Step 2: Google NGrams/Ben Schmidt
I chose to compare the names of two flowers, a rose and a lily. As you can see, both graphs produced similar results, at least at first glance, with rose having a much higher frequency throughout time than lily. Of course, the information given is slightly different. Ben Schmidt’s Bookworm displays publication years 1820-1920, while Google displays 1800-2000. Also, Google shows ngrams as a percentage of their corpus, while Bookworm’s y-axis is words per million. I find words per million slightly easier to visualize because it’s a specific number, but I still don’t truly have a good grasp of how big or small that is admittedly. The differences in the axes might be important because it gives us different results, though the visualizations are similar. I also don’t know exactly what books are in these corpuses. I’m sure they have some differences. One thing that might be good to include in a line graph from a humanist perspective is some addition that displays changes in symbols over time, since flowers are generally symbolic of something. I imagine that a humanist line graph a la Drucker would be quite non linear, like how she breaks up the anxiety graph.
Step 3: Lexos
This topic cloud comes from the State of the Union address. I find it to be a pretty unusual one, as it includes many words related to terrorism, national security, and military, but the biggest word in the cloud is applause. It comes from a topic document fed into Lexos, which generates a word cloud from each topic. It’s easy to tell in this visualization which words have the highest frequency in a topic, since they’re enlarged and color-coded. However, it also tempts us to label the topic with the largest word, but that might not always be a good thing to do, as is the case here. I think word clouds can be considered humanistic because they allow for more loose interpretation than a rigid bar graph or line graph, but like anything, it depends on how it’s used. There’s always more we can say about a cloud than what we can show here, like what documents contribute most to this graph or what the political climate was like when this topic was most contributed to (it feels like a recent one with the mention of Saddam and Al Qaida, but I could be surprised).
Step 4: Network Graph
It took me a little bit of reading and playing around to figure out what this graph was for, but I think I get it now. It links authors by the book that inspires them the most. For example, several authors cite Ulysses as an inspiration, so they’re linked together with others who share Ulysses as an inspiration too. I don’t think it’s intuitive to tell what this graph is about by itself, but if you read the top paragraph, it makes it much more clear. I don’t know if the network graph contributed to the information that I got further down.

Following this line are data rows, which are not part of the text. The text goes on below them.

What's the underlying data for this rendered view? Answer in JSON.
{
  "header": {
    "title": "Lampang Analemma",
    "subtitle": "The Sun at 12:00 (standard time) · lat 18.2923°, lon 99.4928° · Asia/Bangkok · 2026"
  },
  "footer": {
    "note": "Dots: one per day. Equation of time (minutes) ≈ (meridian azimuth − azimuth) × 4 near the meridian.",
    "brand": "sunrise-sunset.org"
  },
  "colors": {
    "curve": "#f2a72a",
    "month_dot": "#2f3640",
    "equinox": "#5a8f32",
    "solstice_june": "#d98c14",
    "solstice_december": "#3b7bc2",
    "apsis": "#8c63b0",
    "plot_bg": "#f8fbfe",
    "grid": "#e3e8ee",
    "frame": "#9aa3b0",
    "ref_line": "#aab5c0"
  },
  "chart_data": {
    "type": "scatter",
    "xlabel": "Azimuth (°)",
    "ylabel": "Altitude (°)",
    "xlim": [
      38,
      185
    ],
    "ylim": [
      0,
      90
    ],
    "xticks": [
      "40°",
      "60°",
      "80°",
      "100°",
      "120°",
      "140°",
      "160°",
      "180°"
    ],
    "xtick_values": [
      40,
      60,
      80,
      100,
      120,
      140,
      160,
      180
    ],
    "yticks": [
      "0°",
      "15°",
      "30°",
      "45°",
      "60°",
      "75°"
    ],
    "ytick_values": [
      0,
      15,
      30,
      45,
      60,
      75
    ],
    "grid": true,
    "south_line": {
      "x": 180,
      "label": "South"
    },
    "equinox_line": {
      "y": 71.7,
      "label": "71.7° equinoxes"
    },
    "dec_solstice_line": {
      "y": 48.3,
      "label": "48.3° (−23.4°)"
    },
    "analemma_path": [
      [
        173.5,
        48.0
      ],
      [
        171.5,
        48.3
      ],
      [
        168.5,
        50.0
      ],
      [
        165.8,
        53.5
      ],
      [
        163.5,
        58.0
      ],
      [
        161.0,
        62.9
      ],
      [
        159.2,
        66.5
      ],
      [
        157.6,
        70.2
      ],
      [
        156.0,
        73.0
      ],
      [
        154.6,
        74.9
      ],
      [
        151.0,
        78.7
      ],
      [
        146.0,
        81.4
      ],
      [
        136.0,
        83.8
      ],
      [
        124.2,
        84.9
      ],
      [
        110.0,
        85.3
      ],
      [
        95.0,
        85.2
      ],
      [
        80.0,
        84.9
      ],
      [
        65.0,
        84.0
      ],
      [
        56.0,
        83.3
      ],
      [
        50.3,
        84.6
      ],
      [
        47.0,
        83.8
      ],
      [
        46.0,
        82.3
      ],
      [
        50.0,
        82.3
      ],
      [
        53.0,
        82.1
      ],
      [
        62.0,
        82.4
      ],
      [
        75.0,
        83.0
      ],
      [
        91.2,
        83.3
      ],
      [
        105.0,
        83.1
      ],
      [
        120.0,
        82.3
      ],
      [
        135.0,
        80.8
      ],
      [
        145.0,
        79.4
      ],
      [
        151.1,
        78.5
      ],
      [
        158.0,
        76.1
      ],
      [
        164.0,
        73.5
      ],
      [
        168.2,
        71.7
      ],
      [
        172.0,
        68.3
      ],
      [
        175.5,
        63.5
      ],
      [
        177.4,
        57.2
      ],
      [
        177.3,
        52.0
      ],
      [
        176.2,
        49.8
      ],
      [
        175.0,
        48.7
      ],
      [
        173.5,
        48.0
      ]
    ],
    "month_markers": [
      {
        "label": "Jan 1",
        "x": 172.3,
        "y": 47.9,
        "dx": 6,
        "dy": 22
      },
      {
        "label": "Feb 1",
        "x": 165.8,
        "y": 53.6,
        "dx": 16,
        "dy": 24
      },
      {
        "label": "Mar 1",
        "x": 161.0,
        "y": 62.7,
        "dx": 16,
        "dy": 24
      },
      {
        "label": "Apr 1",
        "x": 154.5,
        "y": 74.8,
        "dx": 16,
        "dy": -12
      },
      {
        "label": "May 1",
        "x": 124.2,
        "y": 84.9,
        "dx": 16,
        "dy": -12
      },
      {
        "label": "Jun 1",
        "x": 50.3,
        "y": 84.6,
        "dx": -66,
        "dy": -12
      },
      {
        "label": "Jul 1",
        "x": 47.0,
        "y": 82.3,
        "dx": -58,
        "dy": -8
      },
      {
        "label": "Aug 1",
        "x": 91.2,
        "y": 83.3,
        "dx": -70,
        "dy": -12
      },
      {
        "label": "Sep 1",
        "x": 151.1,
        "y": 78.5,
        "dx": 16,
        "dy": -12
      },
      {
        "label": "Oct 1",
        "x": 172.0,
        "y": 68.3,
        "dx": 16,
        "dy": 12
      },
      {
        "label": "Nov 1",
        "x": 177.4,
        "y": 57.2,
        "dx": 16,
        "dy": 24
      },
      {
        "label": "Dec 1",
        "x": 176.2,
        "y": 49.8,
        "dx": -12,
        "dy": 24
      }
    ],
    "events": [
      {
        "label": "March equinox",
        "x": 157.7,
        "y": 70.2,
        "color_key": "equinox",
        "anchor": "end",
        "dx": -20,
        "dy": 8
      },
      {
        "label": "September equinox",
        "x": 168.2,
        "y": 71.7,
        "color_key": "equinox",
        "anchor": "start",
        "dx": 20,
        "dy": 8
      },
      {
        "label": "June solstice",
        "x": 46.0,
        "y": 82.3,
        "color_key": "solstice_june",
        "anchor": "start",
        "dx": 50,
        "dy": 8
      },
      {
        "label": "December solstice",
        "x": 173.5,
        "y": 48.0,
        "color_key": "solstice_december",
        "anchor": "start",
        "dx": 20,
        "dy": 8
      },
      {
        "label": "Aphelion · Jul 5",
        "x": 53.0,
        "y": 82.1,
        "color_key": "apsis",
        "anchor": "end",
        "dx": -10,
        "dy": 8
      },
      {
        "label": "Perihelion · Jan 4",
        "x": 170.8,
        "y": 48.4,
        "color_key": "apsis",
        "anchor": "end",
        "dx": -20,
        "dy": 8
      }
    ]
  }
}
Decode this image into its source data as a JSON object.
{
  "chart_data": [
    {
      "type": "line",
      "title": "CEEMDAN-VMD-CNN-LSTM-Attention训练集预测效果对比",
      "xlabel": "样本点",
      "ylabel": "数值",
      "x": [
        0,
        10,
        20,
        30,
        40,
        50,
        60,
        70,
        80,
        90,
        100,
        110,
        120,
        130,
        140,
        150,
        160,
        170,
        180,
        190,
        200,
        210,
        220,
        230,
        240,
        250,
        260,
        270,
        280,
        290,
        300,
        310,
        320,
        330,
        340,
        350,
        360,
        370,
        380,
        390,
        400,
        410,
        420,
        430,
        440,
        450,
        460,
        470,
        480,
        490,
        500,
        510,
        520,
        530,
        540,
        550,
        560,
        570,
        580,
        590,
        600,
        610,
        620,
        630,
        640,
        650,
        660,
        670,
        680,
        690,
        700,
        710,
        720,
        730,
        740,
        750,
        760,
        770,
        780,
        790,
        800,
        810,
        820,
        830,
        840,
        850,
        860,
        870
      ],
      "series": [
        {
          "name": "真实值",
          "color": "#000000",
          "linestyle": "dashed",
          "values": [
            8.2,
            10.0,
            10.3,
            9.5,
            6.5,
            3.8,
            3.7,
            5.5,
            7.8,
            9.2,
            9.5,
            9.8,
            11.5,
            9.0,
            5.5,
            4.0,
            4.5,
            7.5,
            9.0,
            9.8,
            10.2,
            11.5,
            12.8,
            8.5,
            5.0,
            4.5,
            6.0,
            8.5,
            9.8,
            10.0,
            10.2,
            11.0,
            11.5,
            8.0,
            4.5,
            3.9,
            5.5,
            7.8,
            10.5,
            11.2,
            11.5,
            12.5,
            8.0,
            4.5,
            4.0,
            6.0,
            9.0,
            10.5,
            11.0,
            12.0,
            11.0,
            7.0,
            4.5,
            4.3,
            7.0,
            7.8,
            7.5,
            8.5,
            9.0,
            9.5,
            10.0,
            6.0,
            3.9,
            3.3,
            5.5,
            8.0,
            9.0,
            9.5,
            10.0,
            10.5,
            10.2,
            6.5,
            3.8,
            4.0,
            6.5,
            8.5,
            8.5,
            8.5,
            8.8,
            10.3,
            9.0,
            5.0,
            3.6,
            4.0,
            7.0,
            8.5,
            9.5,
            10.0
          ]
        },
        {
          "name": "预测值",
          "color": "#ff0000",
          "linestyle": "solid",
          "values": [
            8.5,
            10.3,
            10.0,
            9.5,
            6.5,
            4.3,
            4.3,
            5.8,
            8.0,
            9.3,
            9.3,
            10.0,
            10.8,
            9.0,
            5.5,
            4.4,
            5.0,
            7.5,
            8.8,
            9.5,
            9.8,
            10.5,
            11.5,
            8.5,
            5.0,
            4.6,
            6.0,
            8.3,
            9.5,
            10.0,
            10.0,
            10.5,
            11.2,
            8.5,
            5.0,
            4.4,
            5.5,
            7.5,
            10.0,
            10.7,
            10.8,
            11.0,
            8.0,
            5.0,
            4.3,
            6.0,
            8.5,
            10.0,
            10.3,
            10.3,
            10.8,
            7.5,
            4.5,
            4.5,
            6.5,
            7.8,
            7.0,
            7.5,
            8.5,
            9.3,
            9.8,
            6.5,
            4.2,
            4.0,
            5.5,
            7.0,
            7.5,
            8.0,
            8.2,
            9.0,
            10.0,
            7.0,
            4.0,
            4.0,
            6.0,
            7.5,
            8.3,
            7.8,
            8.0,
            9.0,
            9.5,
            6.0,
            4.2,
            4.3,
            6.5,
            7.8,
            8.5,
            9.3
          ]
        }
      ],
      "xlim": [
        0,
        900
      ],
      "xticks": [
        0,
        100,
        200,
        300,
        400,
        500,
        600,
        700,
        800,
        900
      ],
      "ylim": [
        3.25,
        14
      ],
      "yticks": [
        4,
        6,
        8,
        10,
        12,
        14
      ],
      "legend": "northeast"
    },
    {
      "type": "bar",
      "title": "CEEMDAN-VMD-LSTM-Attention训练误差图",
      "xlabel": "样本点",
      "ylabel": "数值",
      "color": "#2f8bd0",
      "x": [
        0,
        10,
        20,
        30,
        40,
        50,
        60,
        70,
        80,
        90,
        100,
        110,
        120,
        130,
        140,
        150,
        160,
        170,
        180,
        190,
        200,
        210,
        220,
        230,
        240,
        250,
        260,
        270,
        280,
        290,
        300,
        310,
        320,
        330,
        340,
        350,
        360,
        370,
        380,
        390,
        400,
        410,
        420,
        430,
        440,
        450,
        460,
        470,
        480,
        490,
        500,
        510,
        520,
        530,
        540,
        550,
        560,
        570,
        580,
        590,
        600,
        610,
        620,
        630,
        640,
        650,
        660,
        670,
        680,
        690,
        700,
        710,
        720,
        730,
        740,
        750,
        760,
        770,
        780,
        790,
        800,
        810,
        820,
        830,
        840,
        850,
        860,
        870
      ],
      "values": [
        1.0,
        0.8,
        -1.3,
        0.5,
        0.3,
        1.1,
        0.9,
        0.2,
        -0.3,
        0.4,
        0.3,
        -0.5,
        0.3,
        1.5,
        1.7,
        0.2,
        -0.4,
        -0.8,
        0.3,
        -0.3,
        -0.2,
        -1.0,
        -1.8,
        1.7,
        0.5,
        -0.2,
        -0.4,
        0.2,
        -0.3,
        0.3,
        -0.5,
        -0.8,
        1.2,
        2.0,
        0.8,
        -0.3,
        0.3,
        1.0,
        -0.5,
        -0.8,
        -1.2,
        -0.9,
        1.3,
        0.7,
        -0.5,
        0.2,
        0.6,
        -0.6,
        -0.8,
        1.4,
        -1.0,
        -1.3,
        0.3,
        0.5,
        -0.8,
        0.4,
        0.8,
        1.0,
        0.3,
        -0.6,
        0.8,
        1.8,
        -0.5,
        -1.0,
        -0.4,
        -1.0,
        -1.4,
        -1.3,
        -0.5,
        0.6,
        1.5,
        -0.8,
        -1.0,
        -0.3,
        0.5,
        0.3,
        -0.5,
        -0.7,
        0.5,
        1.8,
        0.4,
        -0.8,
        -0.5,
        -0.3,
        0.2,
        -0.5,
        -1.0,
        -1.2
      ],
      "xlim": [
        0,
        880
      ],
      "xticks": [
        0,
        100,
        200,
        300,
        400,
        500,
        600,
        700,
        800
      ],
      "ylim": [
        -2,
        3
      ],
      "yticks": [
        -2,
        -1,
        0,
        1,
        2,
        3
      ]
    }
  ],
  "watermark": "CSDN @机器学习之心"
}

I can’t say that it gave me more or less. It was simply different information. One thing I’d like to know more about after looking at this is why Lolita is the top chosen book. What about it inspires so many people?
Step 5: Google Fusions
This pie chart displays the birth country of some list of artists, given a larger piece of the pie based on the number of authors born in some country. Google Fusions generates tables, charts, and other data visualizations based on data fed into it. It could be useful in our class if we want to compile some set of data into a graph or chart. One thing that I really like is the mapping tool, where it displays countries of birth on Google Maps. I couldn’t get it to work at this time, but in the future, a map could be a neat feature to add to our course site depending on what we do. I think it would be a good thing to do as a helpful visualization tool. The visualization of the disease map from Drucker comes to mind though, where she talks about dots on a map as individuals, but I feel that’s a problem that should be solved in another place. We’re looking at a macro scale, after all.